I reckon I've spotted a gap between the P1 and 675LT for new model! I'd suggest calling it 685SG (for Spotted Gap).

Once that gap has been filled, I can foresee another needing to be filled between the P1 and 685GS. I'd call it 695AGS (for Another Spotted Gap), and so on...

earl grey 15 July 2015

Long Tail?

Shouldn't it be 675 "BBRS" as in "Bit Bigger Rear Spoiler", it's hardly in the same realms of the F1 Long Tail, just pretending to be something it isn't for another £64000. It seems people who buy this stuff aren't bothered if the claims that all 500 have been pre-sold are true though. I'll have to put a bigger spoiler on my car and see if somebody will give me £64001 as it's a Corsa Long Tail Special Edition, then I can buy a real car instead of wheeled white goods!
gigglebug 15 July 2015

Well it's best looking

Well it's best looking variation to my eye's so assuming I had enough money it would be the one I would go for regardless of any performance gains.
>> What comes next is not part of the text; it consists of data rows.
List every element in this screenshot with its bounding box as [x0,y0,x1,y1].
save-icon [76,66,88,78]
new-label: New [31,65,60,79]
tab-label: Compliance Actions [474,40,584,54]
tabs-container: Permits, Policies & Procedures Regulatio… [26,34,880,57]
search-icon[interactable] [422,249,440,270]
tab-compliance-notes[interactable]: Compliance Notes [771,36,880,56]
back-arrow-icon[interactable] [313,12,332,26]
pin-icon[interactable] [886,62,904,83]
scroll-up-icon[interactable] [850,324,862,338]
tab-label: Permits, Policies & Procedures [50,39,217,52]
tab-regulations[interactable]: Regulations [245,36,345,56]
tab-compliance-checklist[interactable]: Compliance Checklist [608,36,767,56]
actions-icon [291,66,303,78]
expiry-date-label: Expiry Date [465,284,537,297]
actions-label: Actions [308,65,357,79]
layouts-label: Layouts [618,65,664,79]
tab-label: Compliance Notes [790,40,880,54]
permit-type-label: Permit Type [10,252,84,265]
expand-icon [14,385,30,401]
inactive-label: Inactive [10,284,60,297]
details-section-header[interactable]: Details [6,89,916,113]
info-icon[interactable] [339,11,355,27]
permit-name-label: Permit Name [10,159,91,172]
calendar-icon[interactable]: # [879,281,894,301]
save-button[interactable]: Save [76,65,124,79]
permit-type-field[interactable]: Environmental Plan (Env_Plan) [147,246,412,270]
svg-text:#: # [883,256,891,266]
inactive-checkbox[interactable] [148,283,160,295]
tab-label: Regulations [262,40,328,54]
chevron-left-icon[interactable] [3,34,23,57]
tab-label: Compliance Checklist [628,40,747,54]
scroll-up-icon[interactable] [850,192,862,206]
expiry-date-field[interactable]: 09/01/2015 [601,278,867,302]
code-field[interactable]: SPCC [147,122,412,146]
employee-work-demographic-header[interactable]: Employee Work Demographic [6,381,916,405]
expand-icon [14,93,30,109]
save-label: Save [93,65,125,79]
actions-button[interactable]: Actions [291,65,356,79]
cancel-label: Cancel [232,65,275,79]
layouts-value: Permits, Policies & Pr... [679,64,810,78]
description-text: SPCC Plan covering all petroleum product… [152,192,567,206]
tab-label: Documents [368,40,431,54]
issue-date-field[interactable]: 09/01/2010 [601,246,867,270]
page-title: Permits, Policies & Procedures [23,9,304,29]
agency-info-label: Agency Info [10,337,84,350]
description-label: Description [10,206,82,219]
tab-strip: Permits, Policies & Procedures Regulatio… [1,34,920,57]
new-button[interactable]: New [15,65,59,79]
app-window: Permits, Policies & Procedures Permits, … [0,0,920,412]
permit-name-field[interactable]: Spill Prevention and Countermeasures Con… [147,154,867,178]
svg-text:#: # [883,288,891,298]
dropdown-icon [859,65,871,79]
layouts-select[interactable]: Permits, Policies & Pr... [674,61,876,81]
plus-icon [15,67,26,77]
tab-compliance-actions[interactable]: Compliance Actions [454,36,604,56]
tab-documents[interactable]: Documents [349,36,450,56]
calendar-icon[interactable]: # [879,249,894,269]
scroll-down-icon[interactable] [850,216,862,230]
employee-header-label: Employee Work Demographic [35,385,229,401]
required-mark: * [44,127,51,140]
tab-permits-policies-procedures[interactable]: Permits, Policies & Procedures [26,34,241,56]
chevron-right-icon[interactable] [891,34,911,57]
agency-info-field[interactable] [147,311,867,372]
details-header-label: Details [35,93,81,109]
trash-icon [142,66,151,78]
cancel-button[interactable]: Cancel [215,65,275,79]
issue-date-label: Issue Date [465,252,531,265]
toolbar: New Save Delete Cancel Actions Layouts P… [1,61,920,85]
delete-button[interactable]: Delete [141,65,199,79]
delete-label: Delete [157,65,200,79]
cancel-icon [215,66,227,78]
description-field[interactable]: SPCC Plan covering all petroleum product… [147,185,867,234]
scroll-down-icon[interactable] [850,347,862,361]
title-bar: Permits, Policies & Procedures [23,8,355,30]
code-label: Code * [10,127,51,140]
The single side intakes certainly look better than the original double intake design and the front now looks more aggressive and less fussy than the MC12's ever managed. The exhaust design is my favorite too lifting it over the 650S. The only thing against it is the fact that the longtail moniker doesn't really fit. The F1 longtail certainly lived up to it's name and would never be mistaken for the regular car, this one I'm not so sure!